SALVATORE PANATTERI UNTITLED (TO DAN FLAVIN) H29, BRUSSELS

In 2006, Panatteri installed Untitled (Chromakey Green) at Counterpoint Project Space in Melbourne. Comprising two series of works from his ongoing Chromakey project, they were highly reflective of both gallery space and the light entering its end-windows, making his use of the Chromakey green effective. Deployed in photography and film as an ‘invisible’ background upon which images are ‘keyed in’, this suggests that the focus of his work is the transformation of the virtually ‘invisible’, or non-colour, into concrete form.

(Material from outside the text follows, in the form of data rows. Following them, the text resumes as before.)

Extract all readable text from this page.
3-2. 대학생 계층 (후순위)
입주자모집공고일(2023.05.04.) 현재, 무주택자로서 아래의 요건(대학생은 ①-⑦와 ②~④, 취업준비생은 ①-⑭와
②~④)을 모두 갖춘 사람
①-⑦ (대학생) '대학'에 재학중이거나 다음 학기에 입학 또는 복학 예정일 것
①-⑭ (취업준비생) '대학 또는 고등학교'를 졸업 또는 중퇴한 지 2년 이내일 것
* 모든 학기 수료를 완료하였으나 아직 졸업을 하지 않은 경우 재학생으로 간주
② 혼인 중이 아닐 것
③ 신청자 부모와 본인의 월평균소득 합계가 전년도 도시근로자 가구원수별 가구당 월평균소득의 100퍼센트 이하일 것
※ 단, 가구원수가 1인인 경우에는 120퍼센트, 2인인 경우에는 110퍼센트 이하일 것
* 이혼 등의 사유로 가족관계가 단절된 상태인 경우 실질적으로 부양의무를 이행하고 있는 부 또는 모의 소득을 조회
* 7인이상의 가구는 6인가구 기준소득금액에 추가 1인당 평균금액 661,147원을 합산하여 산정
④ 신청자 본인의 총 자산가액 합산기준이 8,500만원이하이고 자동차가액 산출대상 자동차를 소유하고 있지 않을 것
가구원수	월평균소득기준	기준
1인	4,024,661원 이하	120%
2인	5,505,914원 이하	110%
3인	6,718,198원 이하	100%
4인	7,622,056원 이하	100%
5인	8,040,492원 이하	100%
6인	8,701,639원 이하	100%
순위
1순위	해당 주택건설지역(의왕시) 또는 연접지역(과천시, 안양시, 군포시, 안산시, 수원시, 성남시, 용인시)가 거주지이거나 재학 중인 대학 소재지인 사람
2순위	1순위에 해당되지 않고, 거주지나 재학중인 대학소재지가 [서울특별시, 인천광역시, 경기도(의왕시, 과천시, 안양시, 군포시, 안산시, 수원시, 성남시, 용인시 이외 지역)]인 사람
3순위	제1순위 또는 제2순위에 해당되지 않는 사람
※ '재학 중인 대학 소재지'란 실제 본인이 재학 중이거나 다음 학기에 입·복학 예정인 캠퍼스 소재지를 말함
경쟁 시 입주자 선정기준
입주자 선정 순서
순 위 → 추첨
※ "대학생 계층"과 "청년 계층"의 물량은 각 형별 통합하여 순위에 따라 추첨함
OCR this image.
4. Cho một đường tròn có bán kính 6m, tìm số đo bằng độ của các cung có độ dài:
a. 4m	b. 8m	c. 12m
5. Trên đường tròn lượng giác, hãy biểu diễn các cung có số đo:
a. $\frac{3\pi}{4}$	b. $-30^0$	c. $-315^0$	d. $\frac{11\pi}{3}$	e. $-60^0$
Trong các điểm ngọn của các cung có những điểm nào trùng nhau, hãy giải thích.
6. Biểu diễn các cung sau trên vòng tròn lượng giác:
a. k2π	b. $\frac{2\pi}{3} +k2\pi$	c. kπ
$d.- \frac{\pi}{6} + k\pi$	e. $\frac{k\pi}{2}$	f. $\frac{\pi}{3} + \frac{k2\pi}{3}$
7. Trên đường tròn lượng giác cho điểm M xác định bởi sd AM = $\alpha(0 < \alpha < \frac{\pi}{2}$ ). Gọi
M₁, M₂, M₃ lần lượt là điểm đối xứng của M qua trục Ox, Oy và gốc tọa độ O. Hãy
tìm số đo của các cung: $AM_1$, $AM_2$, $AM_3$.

A similar notion underpins the works in his monochromatic series, Untitled (To Dan Flavin); produced by exposing sheets of photographic paper to the colour temperature of fluorescent light for different lengths of time, the final ‘colour’ of each work - a white square with the green tinge of fluorescent light - varies according to the time of exposure.

Herein, the materials used in both series also implicate light as a concern in Panatteri’s work; as the Chromakey paint/photographic paper are affected by light, so too is the perception of his work by the human eye, colour being wavelengths of light transmitted from a surface that is in turn dependent on the materiality of that surface.

This in turn suggests that the processes of production and reception are also important to his work; it is through these that Panatteri effectively enables the materials to ‘express’ - or justify - themselves as objects in - and of - time and space.

These reductive and reflexive methodologies are idioms of the modernist Minimalist exercise to which they at once pay homage and extend, as is their modularity and seriality. Likewise, as with some of Minimalism, his deployment of a universal abstract (geometric) language and a machine-made aesthetic - removing the presence of the artist - builds on aspects of Russian Constructivism; Dan Flavin’s fluorescent sculptures - as both ready-mades and monuments to industrialisation - are a prime example, especially his "monuments" for V. Tatlin (hence Panatteri’s reference in the above work).

However, the point of departure from these modernist -isms lies in the conceptual underpinning of Panatteri’s work, which lies in the realm of new/digital media. While the ‘light’ photographs reference the ‘invisible’ photons that enable information to travel in virtual space, his ongoing Chromakey project explores the increasing abstraction of imagery that is enabled in virtual space.

Finally, against these abstract fields of (non-)colour that reference new media, Panatteri’s method of installation should be mentioned. Using architectural space as a three-dimensional framing device and component part of his work, he combines and extrapolates principles of Minimalism, Conceptualism and Site-Specificity. This suggests that he is addressing a conflict between the phenomenology of experiencing art in an expanded field - through space, time and movement - and the electronic space of new media, wherein these parameters collapse and the body becomes redundant.